In the meantime, I’m off to intramural hurling!


7 Responses

  1. Excellent job, my friend. I was just about to read the pages for today, but felt like I had to finish Cluetrain Manifesto instead (which reads stream of consciousness, anyways). After your fine summary and observations, reading Ulysses seems superfluous. I feel free to join you in that pick-up hurling match. I hope there’s not a quiz.

  2. Finnegans Wake ends without an end, a pause in Joyce’s musical sentence that can be picked up again at the beginning of the novel; a novel that bends back on itself.
    If I am reading him correctly, Stuart Gilbert, in his study of Ulysses, seems to suggest that you have to read Ulysses *at least* twice to get the full spectrum of all the allusions, that most of the allusions happen in reverse, a case of hysteron proteron (Hey! look at the book the W-pedia folks use as an example here: http://en.wikipedia.org/wiki/Hysteron-proteron ).
    Jerric (my amazing new nickname for our double-named moderator!), having read it as least once, do you agree or disagree? Or just hate my new nickname so much that you will remain silent?

    • This is closer to my third reading. I disagree with Gilbert that subsequent readings grant you the full spectrum of allusions. Instead, in my experience, this reading allows me to relax a little to focus on the things that I know will matter, and not caring about getting the full range (but this matter of relaxing may also have something to do with not having the burden of a 100-page thesis that I was completely ill-equipped to write).

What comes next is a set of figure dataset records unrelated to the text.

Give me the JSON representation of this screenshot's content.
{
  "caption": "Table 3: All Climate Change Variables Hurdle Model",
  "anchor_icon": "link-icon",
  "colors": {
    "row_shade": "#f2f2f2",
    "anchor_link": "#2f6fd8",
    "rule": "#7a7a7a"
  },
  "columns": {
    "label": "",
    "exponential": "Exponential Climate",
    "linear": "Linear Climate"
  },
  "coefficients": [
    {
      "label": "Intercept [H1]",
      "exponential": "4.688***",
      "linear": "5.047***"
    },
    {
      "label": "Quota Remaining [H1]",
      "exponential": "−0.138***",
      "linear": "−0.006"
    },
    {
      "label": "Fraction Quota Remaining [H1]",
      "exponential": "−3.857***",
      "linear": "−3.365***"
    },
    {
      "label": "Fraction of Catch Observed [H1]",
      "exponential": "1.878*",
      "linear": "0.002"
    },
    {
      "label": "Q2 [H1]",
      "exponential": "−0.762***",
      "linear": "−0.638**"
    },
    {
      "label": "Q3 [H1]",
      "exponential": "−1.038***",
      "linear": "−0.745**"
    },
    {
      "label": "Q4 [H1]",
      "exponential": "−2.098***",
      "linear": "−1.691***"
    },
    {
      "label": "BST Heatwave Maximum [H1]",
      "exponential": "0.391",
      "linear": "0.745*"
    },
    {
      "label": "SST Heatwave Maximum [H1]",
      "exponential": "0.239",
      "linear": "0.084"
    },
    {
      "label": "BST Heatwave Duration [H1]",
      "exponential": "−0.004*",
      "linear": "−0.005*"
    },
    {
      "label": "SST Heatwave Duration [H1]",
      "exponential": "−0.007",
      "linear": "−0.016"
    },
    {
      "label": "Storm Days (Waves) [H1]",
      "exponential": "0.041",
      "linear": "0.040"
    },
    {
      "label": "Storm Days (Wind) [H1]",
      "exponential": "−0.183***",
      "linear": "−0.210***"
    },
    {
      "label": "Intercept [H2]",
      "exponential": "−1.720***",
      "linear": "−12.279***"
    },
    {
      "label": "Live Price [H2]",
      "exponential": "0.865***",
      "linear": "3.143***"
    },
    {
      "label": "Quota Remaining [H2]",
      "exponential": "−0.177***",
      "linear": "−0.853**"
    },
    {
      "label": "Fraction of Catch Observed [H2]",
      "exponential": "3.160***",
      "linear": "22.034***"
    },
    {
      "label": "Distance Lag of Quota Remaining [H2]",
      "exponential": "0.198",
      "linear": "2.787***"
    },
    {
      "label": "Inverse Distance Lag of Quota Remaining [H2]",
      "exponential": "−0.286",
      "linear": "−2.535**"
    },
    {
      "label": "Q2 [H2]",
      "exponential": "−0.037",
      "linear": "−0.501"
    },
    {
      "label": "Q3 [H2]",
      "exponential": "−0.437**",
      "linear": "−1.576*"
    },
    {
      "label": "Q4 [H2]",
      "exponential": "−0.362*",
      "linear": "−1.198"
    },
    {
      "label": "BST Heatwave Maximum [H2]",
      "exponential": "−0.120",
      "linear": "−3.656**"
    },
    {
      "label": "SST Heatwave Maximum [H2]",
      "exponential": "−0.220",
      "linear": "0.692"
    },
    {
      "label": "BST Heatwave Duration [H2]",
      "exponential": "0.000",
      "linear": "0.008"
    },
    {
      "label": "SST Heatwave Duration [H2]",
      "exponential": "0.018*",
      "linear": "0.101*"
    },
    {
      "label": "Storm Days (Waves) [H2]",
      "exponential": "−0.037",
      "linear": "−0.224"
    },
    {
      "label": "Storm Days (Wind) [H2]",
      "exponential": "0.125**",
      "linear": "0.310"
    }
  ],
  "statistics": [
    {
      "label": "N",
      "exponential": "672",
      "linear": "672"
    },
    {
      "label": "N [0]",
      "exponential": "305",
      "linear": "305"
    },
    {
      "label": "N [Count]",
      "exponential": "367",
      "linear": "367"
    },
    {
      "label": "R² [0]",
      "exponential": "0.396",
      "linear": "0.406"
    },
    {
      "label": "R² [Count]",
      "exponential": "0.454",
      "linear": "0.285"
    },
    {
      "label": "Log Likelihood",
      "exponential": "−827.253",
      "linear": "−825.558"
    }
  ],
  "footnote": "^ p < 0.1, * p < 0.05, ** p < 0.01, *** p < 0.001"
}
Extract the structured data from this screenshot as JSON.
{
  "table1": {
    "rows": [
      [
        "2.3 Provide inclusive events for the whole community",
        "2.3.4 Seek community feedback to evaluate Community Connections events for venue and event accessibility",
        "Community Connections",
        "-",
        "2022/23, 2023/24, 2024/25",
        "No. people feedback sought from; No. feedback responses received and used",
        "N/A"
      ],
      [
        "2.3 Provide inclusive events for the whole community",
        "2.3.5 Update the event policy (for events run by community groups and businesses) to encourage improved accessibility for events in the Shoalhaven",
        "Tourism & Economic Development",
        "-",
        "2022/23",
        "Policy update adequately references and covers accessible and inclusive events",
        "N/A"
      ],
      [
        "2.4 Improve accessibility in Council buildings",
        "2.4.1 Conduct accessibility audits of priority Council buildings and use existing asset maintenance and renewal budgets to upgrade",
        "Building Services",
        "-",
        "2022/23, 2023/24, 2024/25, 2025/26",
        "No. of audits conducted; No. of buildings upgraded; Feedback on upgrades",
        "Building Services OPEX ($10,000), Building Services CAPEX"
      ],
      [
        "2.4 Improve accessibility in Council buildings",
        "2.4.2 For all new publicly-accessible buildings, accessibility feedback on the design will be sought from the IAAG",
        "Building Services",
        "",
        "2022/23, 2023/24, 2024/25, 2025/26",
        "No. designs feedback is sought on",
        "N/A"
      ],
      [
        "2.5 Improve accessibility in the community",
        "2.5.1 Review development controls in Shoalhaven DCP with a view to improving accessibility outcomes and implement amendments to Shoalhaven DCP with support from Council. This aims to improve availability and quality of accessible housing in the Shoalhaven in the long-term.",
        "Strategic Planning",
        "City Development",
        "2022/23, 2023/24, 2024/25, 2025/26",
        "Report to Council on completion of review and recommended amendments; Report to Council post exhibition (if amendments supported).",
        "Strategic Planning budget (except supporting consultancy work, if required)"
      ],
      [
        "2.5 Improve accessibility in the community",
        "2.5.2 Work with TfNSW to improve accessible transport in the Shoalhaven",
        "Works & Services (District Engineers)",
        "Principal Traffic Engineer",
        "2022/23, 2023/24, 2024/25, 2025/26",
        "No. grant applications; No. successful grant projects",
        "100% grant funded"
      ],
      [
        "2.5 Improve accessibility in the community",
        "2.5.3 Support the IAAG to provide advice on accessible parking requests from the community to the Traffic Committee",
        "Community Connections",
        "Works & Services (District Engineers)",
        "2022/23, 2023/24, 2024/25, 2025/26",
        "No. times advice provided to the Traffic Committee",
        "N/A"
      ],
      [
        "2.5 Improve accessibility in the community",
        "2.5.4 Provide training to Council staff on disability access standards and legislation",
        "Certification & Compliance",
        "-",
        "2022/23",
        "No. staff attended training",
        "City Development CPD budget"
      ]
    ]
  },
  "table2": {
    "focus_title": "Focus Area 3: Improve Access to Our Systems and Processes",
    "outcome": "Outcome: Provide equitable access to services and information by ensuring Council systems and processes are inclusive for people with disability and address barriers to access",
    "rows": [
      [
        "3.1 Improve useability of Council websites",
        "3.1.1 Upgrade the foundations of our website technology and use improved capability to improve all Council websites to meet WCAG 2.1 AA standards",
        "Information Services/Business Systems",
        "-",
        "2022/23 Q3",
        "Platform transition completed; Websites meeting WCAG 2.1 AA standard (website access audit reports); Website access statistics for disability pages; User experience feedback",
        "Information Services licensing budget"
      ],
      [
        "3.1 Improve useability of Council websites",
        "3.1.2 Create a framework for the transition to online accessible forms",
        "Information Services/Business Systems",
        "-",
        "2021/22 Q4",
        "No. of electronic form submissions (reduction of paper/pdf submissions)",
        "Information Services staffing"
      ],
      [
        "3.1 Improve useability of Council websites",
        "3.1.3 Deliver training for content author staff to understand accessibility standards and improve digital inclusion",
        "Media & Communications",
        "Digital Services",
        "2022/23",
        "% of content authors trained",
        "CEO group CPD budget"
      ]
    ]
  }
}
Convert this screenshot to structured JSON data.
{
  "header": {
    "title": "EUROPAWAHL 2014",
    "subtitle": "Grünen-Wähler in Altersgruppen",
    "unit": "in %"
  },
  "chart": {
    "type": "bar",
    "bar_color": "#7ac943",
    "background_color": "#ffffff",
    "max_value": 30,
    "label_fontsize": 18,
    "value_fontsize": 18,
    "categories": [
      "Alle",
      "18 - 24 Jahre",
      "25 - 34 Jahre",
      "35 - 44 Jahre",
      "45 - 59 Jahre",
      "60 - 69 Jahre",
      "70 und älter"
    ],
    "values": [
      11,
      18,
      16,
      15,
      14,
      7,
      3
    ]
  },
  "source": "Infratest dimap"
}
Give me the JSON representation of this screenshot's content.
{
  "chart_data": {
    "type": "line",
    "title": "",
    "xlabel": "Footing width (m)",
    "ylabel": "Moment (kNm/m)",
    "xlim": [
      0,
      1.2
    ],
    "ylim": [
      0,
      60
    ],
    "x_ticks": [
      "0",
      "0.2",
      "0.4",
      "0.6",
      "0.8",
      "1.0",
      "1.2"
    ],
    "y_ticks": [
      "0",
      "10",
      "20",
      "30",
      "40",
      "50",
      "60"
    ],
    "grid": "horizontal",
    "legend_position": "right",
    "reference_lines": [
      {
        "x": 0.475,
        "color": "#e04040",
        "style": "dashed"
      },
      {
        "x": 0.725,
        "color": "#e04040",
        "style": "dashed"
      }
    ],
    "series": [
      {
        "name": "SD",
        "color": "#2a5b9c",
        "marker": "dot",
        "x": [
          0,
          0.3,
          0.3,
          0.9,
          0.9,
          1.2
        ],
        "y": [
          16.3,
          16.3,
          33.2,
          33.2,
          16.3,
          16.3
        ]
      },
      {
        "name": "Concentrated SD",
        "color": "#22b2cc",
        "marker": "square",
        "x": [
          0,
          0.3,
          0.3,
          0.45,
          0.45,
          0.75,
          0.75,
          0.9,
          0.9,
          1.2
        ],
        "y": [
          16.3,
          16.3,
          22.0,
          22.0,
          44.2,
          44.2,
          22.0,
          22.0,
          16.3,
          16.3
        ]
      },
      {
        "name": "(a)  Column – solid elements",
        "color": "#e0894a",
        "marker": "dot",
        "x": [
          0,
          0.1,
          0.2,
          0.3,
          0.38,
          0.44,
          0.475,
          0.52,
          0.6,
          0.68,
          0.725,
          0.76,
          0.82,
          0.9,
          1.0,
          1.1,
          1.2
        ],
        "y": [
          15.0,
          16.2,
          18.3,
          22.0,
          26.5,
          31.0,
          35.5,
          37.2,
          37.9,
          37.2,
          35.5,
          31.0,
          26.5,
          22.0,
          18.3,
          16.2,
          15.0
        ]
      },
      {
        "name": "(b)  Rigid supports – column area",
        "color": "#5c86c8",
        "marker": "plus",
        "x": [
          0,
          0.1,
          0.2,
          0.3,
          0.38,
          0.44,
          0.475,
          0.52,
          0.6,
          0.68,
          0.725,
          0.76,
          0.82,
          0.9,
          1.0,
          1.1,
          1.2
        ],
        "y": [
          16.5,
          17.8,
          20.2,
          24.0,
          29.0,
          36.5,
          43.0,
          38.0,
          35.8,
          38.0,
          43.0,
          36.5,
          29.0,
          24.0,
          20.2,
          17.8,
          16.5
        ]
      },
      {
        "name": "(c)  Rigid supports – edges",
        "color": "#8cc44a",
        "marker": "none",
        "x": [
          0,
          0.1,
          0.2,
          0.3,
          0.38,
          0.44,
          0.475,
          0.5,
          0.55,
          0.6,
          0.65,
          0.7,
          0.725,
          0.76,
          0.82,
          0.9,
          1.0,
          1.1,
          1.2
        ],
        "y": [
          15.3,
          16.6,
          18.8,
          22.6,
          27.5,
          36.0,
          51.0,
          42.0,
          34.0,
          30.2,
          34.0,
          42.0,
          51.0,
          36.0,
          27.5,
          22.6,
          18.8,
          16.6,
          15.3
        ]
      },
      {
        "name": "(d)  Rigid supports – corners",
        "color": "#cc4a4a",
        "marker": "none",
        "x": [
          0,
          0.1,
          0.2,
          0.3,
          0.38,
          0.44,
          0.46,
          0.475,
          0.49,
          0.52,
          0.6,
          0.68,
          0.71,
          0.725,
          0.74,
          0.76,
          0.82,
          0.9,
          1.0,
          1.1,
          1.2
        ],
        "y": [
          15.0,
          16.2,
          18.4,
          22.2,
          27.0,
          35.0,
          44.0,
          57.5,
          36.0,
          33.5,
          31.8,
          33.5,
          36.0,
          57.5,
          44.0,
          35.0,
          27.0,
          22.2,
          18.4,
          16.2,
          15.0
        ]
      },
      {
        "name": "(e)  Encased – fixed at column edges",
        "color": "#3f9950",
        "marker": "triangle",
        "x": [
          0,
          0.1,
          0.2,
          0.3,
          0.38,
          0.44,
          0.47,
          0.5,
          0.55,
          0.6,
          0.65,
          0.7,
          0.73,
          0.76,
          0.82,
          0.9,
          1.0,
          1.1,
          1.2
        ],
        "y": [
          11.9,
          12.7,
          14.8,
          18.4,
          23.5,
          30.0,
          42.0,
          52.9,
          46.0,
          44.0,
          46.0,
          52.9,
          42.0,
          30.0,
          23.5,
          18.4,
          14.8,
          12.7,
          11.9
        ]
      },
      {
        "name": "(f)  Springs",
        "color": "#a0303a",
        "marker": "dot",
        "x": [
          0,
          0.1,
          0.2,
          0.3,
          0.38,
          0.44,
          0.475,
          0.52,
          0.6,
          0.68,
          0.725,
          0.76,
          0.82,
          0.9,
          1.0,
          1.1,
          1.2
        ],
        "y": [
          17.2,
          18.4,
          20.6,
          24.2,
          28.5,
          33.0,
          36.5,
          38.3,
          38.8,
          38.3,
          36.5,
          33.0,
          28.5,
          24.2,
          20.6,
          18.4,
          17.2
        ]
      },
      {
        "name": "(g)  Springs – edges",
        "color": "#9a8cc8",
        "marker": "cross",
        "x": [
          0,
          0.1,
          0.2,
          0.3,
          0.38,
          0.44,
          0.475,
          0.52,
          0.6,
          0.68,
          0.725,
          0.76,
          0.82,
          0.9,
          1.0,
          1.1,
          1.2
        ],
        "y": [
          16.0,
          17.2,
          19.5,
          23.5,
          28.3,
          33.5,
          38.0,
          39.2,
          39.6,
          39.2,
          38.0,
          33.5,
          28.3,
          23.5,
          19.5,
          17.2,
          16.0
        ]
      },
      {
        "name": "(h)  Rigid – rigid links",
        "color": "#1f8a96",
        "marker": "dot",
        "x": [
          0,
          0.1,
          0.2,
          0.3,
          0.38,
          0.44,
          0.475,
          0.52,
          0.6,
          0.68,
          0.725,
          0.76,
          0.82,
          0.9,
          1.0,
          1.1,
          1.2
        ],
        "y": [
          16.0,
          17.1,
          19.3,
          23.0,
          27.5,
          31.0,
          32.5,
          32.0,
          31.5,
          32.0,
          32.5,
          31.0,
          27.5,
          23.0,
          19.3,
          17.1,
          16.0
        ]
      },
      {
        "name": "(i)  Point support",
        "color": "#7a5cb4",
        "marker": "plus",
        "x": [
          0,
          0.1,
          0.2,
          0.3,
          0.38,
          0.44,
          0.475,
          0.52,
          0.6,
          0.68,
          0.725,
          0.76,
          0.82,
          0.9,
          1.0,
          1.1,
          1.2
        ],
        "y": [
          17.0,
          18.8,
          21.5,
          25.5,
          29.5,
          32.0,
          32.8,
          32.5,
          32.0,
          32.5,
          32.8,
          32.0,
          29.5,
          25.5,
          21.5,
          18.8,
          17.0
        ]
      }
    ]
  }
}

      As far as hysteron proteron…in all honesty, I’m pretty hungover and I’m having a hard time getting my puffy, aching head around the idea of an allusion happening in reverse.

      And “Jerric”? [sigh] I will take my lumps.

  3. I agree that SD identifies himself with poor, awkward Sargent, and so connects with him. However, I see Sargent as staying behind & avoiding hockey deliberately, wanting the attention of an adult and not wanting to have to play the loud, rough game. After all, his mother “saved him from being trampled under foot” (28).
    Speaking of kids– did anyone else find it rather pathetic that SD is jealous of the perceived sex lives of his students? (25) He did a lot of this sort of thing in “Portrait.”
    I find SD’s comparison of himself to a jester (25) revealing of Joyce’s motives in the novel. After all, a jester can cry in jest things no other person in the court would dare to whisper.

  4. Harry Blamires notes that Pyrrhus was “another hero who suffered from usurpation” and that he’s “one of a series of heroes referred to in Ulysses who were frustrated in trying to lead a chosen people out of bondage.” Blamires also says the disappointed bridge = Stephen’s failed escape from Ireland. Makes sense.

  5. Upon my first reading my annotations on the bridge read:
    “Pier becomes a symbol of a failure to cross; lack of unification – Anglo-Irish relations?”
    Thus the pier becomes a symbol for a breakdown of communications – a disillusionment with progressive ideas, and the repression within a Catholic society that leads to the stiffling of hopes and dreams.
    However, I like voreblog’s contribution of Blamires, with the sea as a barrier stopping his escape. In PotA the water is associated with revelation and epiphany because crossing it gives you freedom, whereas here it becomes a force keeping SD isolated in Ireland. This reflects on the disillusionment my reading yielded …
    On an unrelated note, I really like the way history becomes a ghoststory. Very spinetingle when you link it to Stephen’s personal history of his mother haunting him, especially with the Milton quote referencing water (tears?), drowning; ergo her green bile as mother dies, the same colour as water … God he’s got a right old hang up about that!